El todoterreno avanzaba despacio, renqueante, casi atrancado
en el suelo de arena blanca y seca. Carlos conducía sin inmutarse por los
continuos deslizamientos del tren trasero que culeaba ante el mínimo giro del
volante. Tras coronar una loma, iniciaron un descenso hacia una quebrada donde las
casas se distribuyen aleatoriamente, aparentemente sin ninguna otra razón más
importante que la decisión del dueño de la vivienda de construirla en un lugar
determinado. Se había acostumbrado a caminar largos trechos sobre este suelo
arenoso para completar vivienda a vivienda cada comunidad. La rutina de las
inspecciones era de todo menos rutina. Siempre era igual pero siempre era distinto.
Las presentaciones al capitán de la comunidad, las sonrisas de los niños, la
mirada cansada de los ancianos, las casas humildes con una única estancia, destartaladas
con las paredes de adobe, encaladas o no, los techos de palma o como mucho de
calamina, el peculiar olor a maíz fermentado, a animales, a humo. La sopa a
mediodía. La ropa amontonada encima de
la única cama. Los incontables cacharros para acumular agua repletos de larvas
de mosquitos. Los trojes de maíz. El maní acumulado en sacos. El ofrecimiento
sincero de sus habitantes. La bienvenida. El gesto de generosidad del que
comparte todo lo que tiene con el desconocido. Todo siempre igual.

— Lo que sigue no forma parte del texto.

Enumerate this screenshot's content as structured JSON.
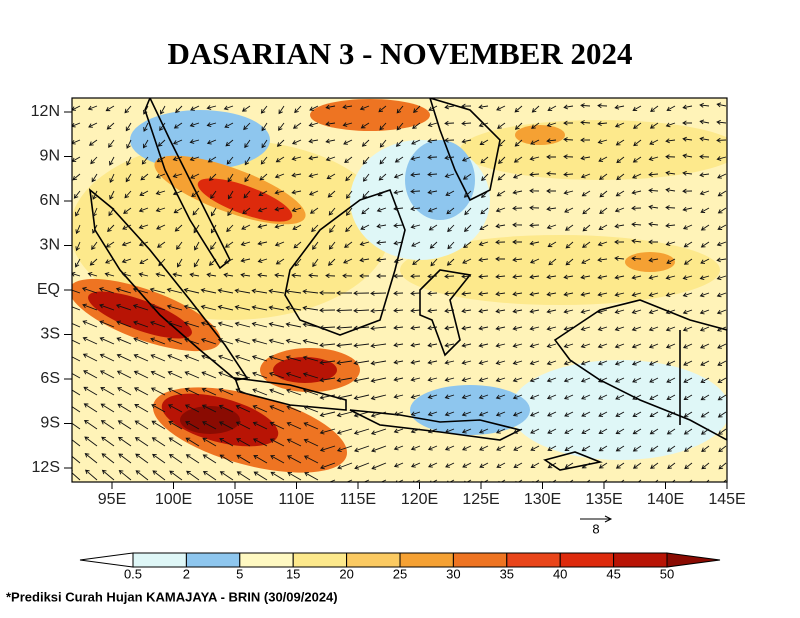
{
  "title": "DASARIAN 3 - NOVEMBER 2024",
  "lat_labels": [
    "12N",
    "9N",
    "6N",
    "3N",
    "EQ",
    "3S",
    "6S",
    "9S",
    "12S"
  ],
  "lon_labels": [
    "95E",
    "100E",
    "105E",
    "110E",
    "115E",
    "120E",
    "125E",
    "130E",
    "135E",
    "140E",
    "145E"
  ],
  "vector_reference": "8",
  "colorbar": {
    "levels": [
      0.5,
      2,
      5,
      15,
      20,
      25,
      30,
      35,
      40,
      45,
      50
    ],
    "colors": [
      "#ffffff",
      "#dff7f7",
      "#8ec6ee",
      "#fff9c2",
      "#fde98c",
      "#fbca62",
      "#f5a133",
      "#ee7422",
      "#e9451a",
      "#dd2a0c",
      "#b81405",
      "#8a0b02"
    ]
  },
  "footer": "*Prediksi Curah Hujan KAMAJAYA - BRIN (30/09/2024)"
}
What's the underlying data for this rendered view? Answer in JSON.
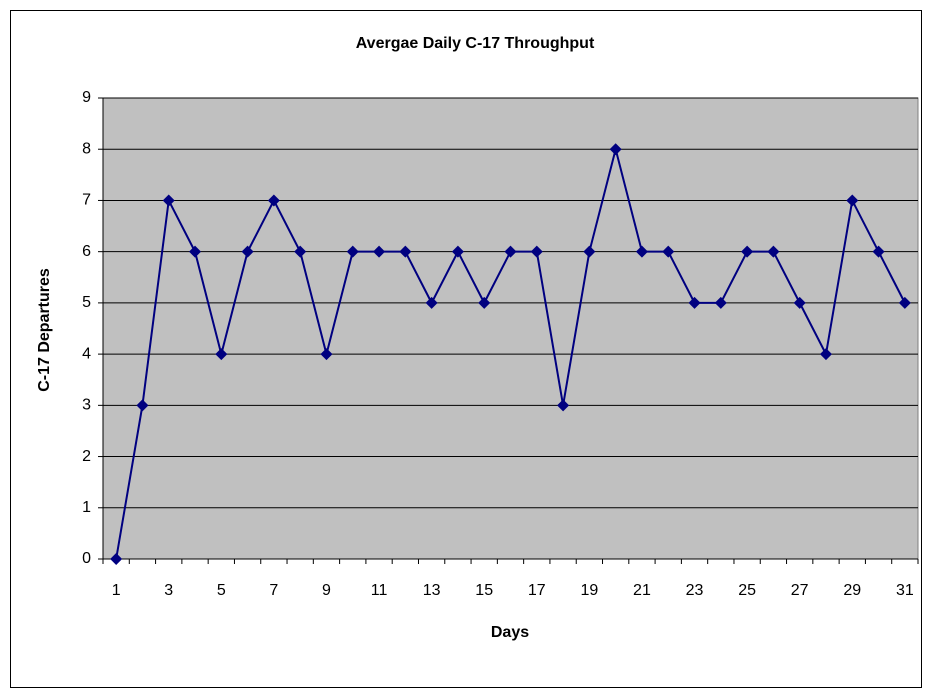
{
  "chart_data": {
    "type": "line",
    "title": "Avergae Daily C-17 Throughput",
    "x_label": "Days",
    "y_label": "C-17 Departures",
    "categories": [
      1,
      null,
      3,
      null,
      5,
      null,
      7,
      null,
      9,
      null,
      11,
      null,
      13,
      null,
      15,
      null,
      17,
      null,
      19,
      null,
      21,
      null,
      23,
      null,
      25,
      null,
      27,
      null,
      29,
      null,
      31
    ],
    "values": [
      0,
      3,
      7,
      6,
      4,
      6,
      7,
      6,
      4,
      6,
      6,
      6,
      5,
      6,
      5,
      6,
      6,
      3,
      6,
      8,
      6,
      6,
      5,
      5,
      6,
      6,
      5,
      4,
      7,
      6,
      5
    ],
    "color": "#000080",
    "plot_background": "#c0c0c0",
    "ylim": [
      0,
      9
    ],
    "yticks": [
      0,
      1,
      2,
      3,
      4,
      5,
      6,
      7,
      8,
      9
    ],
    "grid": true,
    "marker": "diamond"
  }
}
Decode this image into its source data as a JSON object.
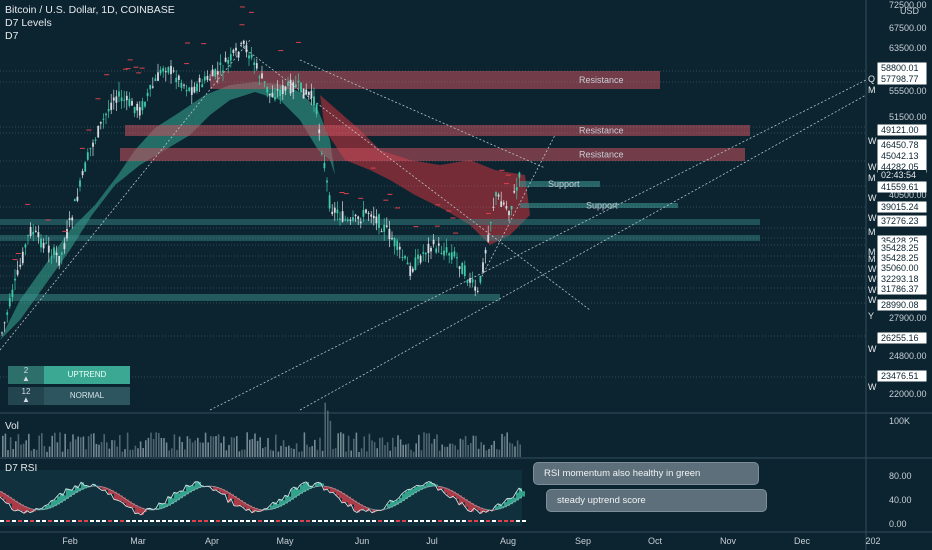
{
  "header": {
    "title": "Bitcoin / U.S. Dollar, 1D, COINBASE",
    "indicator1": "D7 Levels",
    "indicator2": "D7"
  },
  "currency": "USD",
  "price_axis": [
    "72500.00",
    "67500.00",
    "63500.00",
    "55500.00",
    "51500.00",
    "40500.00",
    "27900.00",
    "24800.00",
    "22000.00"
  ],
  "price_tags": [
    {
      "label": "58800.01",
      "marker": "Q"
    },
    {
      "label": "57798.77",
      "marker": "M"
    },
    {
      "label": "49121.00",
      "marker": "W"
    },
    {
      "label": "46450.78",
      "marker": ""
    },
    {
      "label": "45042.13",
      "marker": "W"
    },
    {
      "label": "44282.05",
      "marker": "M"
    },
    {
      "label": "02:43:54",
      "marker": ""
    },
    {
      "label": "41559.61",
      "marker": "W"
    },
    {
      "label": "39015.24",
      "marker": "W"
    },
    {
      "label": "37276.23",
      "marker": "M"
    },
    {
      "label": "35428.25",
      "marker": "M"
    },
    {
      "label": "35428.25",
      "marker": "M"
    },
    {
      "label": "35428.25",
      "marker": "W"
    },
    {
      "label": "35060.00",
      "marker": "W"
    },
    {
      "label": "32293.18",
      "marker": "W"
    },
    {
      "label": "31786.37",
      "marker": "W"
    },
    {
      "label": "28990.08",
      "marker": "Y"
    },
    {
      "label": "26255.16",
      "marker": "W"
    },
    {
      "label": "23476.51",
      "marker": "W"
    }
  ],
  "level_labels": {
    "resistance": "Resistance",
    "support": "Support"
  },
  "trend_score": {
    "row1": {
      "num": "2",
      "arrow": "▲",
      "label": "UPTREND",
      "color": "#3aa893"
    },
    "row2": {
      "num": "12",
      "arrow": "▲",
      "label": "NORMAL",
      "color": "#2d5560"
    }
  },
  "volume_pane": {
    "title": "Vol",
    "axis": "100K"
  },
  "rsi_pane": {
    "title": "D7 RSI",
    "axis": [
      "80.00",
      "40.00",
      "0.00"
    ]
  },
  "notes": {
    "rsi": "RSI momentum also healthy in green",
    "score": "steady uptrend score"
  },
  "time_axis": [
    "Feb",
    "Mar",
    "Apr",
    "May",
    "Jun",
    "Jul",
    "Aug",
    "Sep",
    "Oct",
    "Nov",
    "Dec",
    "202"
  ],
  "colors": {
    "background": "#0b2430",
    "bull": "#3ec9a7",
    "bear": "#e0404b",
    "resistance_zone": "#c8505c",
    "support_zone": "#3a8f8c",
    "cloud_green": "#3aa893",
    "cloud_red": "#a3303b"
  }
}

Observan, parados, en un silencioso y humilde segundo plano,
como revisan sus casas, sus pertenencias en busca del insecto causante de una
parte de sus males. Males endémicos y soterrados. Olvidados para el resto del
mundo, enfrascado en una lucha de estadísticas y cifras que manejarán a su
antojo para su propio interés.
Resignación. Miradas incrédulas. Otro que viene. Otro más
que vendrá y pasará. Acostumbrados a las promesas incumplidas, a la desidia y
al abandono por parte de gobernantes lejanos y cercanos. Obligados a la
subsistencia diaria. Observan con pasividad como se va cumpliendo el protocolo
de actuación, las recolecciones, las anotaciones, las fotografías. No
protestan. Rara vez piden algo. Se han acostumbrado a la presencia del vector.
Conviven noche y día con él. Despiertan y lo ven, hinchado de sangre,
intentando trepar torpemente por la pared blanquecina. Lo aplastan con
desesperanza, sabiendo que a la mañana siguiente habrá otro igual de hinchado
con su sangre o la sangre de sus hijos. Otro más capaz de transmitir el
parásito. Otra oportunidad más. Otro número para jugar a la lotería de la
enfermedad. Esa que no se ve, que no se manifiesta hasta años después.
Invisible y olvidada como ellos.
2 comentarios:
El mal de chagas, ¿no...?, muchas veces me pregunto si en la prehistoria, si en el neolitico o si los ultimos clanes cazadores-recolectores llegaron a vivir rodeados de esa miseria, sin mas recursos que la caridad y que los donativos de la civilización.
Quizas hemos creado una especie de prehistoria humillante y putrefacta que nos acompaña pese a los paseos de las sondas por el espacio exteriorpara gozo y extasis de cientificos y astrologos.
Si Pedro, el mal de Chagas. Una de tantas enfermedades olvidadas.
Lo que comentas es bien cierto. Hasta ellos se están acostumbrado a esa "caridad" del "Primer Mundo" y esto es lo realmente peligroso.